Before leaving town for a two-week Easter recess, Congress passed a “clean” 90-day extension of Highway Trust Fund taxes, spending authority and program funding by a vote of 266 to 158 in the House and by unanimous consent in the Senate. The president signed the extension on March 30.
Faced with new set-backs, House Speaker John Boehner (R-Ohio) must once again develop a game plan on a House version of a surface transportation reauthorization bill that will somehow receive 218 votes, a simple majority, by finding enough support from several different factions within his own caucus, or from willing Democrats, according to the National Stone, Sand & Gravel Association (NSSGA). Although the new extension runs through June 30, the window for getting something passed in the House is much sooner than that if there is to be any meaningful conference with the Senate, and Boehner indicated at his weekly press conference March 29 that his chamber will take up the highway bill – in whatever shape it may take – when Congress returns to Washington April 16.
The timing of the two-week break may not appear to be helpful when a bill of this magnitude must be passed, but as the debate over the 90-day extension in both chambers became bitterly partisan last week, time apart may allow both sides to take a deep breath. House Transportation and Infrastructure Chairman John Mica (R-Fla.) continues to press for his five-year, $260 billion bill, H.R.7, which has been modified to restore funding for Mass Transit under the Highway Trust Fund, as well as other minor tweaks.
Democrats question the need for an additional three months, pointing to the Senate-passed, two-year $109 billion bill as the only alternative. Boehner must decide which of these two options is best or forge his own bill, one that will almost certainly include his favored provisions – expanding oil and gas exploration and production to increase revenues into the HTF.
NSSGA’s message remains the same over the two-week Easter recess: Congress must act now to pass a multi-year bill that maintains level funding at a minimum.
“We commend the House of Representatives and Senate for passing legislation to ensure the continued operation of the federal highway and public transportation programs as the 2012 construction season begins cranking up,” said the Transportation Construction Coalition (TCC) in a statement. “This action notwithstanding, extension after extension of these programs is no substitute for a multi-year reauthorization that could begin to address the nation's staggering infrastructure challenges. The current surface transportation law, SAFETEA-LU, expired more than 910 days ago. We respect the legislative process and the right of both the House and Senate to pass their own bill. With an overwhelming bipartisan majority, the Senate has passed its multi-year bill. It is now the responsibility of the House of Representatives to either advance its own alternative or utilize another mechanism to allow the two chambers to reconcile their differences.”

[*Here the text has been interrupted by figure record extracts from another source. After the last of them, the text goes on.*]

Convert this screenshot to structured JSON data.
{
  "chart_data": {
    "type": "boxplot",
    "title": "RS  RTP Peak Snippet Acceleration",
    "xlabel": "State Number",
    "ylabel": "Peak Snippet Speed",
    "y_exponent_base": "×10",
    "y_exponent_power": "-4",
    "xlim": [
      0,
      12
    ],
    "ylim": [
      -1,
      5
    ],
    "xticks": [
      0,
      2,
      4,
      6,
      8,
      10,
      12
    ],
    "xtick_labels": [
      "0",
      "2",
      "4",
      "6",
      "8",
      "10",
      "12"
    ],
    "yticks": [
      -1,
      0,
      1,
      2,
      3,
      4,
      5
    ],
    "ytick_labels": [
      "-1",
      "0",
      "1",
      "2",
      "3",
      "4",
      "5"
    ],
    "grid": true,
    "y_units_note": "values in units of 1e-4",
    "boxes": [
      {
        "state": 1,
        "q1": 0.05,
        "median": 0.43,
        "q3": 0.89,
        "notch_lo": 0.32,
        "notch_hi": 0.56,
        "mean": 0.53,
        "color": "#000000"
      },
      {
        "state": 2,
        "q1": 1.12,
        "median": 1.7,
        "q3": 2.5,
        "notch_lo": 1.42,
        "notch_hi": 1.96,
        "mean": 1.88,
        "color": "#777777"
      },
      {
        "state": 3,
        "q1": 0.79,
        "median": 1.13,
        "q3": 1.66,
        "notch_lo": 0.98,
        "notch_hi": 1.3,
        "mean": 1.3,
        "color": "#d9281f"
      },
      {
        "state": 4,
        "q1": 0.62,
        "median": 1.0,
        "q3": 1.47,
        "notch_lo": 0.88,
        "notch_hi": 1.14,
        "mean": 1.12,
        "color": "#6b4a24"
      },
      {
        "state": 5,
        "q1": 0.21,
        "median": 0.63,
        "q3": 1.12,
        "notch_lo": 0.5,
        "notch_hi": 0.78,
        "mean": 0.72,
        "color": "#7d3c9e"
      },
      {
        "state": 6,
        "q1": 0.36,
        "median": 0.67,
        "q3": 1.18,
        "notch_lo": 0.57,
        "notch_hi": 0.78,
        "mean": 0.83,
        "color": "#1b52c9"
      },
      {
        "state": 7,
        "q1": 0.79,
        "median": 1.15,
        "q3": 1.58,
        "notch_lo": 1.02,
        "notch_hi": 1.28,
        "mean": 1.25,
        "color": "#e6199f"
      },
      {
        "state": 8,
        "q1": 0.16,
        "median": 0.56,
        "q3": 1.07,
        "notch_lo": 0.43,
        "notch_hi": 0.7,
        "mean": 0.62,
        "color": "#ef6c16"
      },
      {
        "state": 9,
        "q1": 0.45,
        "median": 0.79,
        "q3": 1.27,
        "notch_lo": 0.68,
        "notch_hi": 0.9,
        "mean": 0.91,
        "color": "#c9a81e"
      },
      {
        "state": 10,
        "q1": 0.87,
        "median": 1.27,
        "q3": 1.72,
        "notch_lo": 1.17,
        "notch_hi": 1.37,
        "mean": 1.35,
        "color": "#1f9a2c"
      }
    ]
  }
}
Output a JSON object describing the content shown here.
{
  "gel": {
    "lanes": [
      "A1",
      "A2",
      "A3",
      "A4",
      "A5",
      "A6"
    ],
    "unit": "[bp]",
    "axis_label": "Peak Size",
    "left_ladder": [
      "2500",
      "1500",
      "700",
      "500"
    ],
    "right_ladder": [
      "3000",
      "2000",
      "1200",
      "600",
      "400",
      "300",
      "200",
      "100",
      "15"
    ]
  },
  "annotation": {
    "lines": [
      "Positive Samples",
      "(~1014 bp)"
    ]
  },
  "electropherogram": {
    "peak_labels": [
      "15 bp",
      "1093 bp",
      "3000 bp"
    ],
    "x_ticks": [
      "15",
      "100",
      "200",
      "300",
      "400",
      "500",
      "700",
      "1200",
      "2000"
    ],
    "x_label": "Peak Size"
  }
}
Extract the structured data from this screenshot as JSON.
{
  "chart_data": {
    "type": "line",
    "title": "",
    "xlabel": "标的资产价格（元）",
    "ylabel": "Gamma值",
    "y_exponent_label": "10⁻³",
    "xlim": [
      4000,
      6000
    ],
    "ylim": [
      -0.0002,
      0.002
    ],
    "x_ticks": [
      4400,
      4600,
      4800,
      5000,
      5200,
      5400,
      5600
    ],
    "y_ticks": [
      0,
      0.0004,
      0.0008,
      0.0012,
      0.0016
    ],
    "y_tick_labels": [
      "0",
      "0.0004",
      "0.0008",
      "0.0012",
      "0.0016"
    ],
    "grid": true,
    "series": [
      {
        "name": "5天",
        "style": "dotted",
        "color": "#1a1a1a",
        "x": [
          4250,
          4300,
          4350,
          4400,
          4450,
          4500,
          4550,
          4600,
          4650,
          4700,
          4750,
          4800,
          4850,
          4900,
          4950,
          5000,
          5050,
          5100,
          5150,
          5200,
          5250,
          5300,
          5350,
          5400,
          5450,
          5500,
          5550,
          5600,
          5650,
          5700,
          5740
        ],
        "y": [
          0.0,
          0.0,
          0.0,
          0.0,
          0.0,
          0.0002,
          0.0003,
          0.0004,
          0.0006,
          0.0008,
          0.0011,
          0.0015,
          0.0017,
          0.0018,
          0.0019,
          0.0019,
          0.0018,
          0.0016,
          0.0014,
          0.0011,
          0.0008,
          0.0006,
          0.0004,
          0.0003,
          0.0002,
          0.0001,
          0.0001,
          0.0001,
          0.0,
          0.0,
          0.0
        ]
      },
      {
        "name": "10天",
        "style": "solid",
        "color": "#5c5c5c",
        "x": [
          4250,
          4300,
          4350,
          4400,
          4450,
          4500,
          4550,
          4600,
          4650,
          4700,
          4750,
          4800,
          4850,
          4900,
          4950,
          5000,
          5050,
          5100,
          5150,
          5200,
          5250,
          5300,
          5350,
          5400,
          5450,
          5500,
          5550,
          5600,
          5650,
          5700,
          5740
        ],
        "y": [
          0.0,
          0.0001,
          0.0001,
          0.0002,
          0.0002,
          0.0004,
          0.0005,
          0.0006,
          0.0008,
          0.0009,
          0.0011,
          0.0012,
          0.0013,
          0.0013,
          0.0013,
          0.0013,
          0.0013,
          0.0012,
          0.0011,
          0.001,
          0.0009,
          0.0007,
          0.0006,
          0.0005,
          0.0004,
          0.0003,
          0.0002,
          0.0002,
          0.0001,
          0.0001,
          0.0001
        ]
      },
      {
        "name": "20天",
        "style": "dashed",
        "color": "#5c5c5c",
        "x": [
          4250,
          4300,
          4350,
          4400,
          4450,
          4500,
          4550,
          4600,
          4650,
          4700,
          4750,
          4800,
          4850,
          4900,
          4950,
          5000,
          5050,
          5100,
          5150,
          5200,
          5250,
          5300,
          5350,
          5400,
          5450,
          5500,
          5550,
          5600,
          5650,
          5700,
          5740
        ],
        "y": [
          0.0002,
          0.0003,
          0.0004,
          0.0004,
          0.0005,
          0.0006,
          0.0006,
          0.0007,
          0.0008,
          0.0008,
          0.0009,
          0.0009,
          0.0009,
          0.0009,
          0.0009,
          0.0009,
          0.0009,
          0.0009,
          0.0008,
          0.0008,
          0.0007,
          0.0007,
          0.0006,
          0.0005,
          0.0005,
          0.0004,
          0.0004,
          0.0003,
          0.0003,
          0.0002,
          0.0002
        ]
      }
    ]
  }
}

American Association of State Highway and Transportation Officials Executive Director John Horsley said, “Congress is to be commended today for reaching agreement on an extension of surface transportation legislation that will keep the nation's highway and transit programs running for another 90 days. The clock has been reset and we are optimistic that the House and Senate will use the time available to settle on a new, long-term reauthorization. Passing such a bill will remove the uncertainty that is already causing a number of state departments of transportation to delay billions of dollars worth of highway projects that would otherwise create hundreds of thousands of American jobs.”